CBS Corp. on Monday (10/4) priced a debt offering of $300 million of 4.30% senior notes due 2021 and $300 million of 5.90% senior notes due 2040. Some of the proceeds from the combined $600 million in bond sales will be used to fund the $250 million buyback, with the rest going to “general corporate purposes.
Moody’s Investors Service assigned a Baa3 rating to the new issues, the same rating as the previous bond issue by CBS. Baa3 is the lowest investment grade credit rating at Moody’s.
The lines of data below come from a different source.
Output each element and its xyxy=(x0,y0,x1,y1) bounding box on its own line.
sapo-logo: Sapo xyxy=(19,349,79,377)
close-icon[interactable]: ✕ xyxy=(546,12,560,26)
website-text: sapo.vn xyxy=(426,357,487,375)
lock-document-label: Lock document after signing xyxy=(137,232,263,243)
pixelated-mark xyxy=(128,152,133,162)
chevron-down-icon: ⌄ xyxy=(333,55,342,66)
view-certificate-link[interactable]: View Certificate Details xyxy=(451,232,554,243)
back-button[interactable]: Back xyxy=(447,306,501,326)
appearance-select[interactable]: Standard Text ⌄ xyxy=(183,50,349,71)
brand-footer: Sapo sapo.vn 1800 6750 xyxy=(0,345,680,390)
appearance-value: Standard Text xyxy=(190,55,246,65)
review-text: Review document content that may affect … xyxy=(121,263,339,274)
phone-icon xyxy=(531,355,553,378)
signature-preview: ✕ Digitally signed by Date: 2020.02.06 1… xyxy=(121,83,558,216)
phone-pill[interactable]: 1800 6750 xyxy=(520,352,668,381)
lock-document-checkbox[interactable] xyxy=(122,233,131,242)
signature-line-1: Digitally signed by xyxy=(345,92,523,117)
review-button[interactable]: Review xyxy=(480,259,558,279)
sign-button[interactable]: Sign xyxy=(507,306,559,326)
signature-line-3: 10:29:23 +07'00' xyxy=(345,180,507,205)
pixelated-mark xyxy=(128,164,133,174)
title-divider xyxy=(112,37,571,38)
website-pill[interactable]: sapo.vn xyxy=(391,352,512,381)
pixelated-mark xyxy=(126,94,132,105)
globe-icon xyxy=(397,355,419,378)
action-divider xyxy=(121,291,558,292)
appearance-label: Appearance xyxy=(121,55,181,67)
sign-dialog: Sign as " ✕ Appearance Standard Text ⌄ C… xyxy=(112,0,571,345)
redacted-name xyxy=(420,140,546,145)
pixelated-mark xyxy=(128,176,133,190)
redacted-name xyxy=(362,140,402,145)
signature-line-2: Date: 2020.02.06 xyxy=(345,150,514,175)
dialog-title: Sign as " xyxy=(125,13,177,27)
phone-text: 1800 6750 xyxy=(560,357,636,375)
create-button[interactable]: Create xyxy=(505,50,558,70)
Moody’s noted the plan to use some of the proceeds for the announced $250 million bond buyback tender. “Additionally, Moody’s expects that CBS will use the remaining proceeds to fund an anticipated call of its $335 million 7.25% senior notes due 06/30/51. The transactions will be essentially leverage-neutral and will have no impact on the company’s debt-to-EBITDA leverage ratio and its Baa3 senior unsecured rating. However, in Moody’s opinion, the refinancing positively affects CBS’s interest costs and debt maturities and demonstrates the company’s commitment to maintaining solid liquidity and a manageable maturity profile,” the ratings agency said.
Indeed, just a few hours later CBS Corp. announced that it would call for redemption all of those 7.25% senior notes due 2051 on November 5, 2010 – 41 years before they would come due.
“CBS’s Baa3 senior unsecured debt ratings are supported by its leadership position in the media and advertising industry – as indicated by its significant revenue scale, a very valuable asset base of large market businesses and iconic brands in each of its segments, and stable double-digit operating margins. The rating reflects CBS’s relatively high exposure to cyclical economic swings, its moderately leveraged balance sheet with debt-to-EBITDA of 4.0x (as of 6/30/2010, incorporating Moody’s standard adjustments), which we anticipate will continue to decline over the intermediate term to pre-recession levels (to under 4.0x), which we expect will solidly position the company in the Baa3 rating category,” Moody’s said in its rating announcement.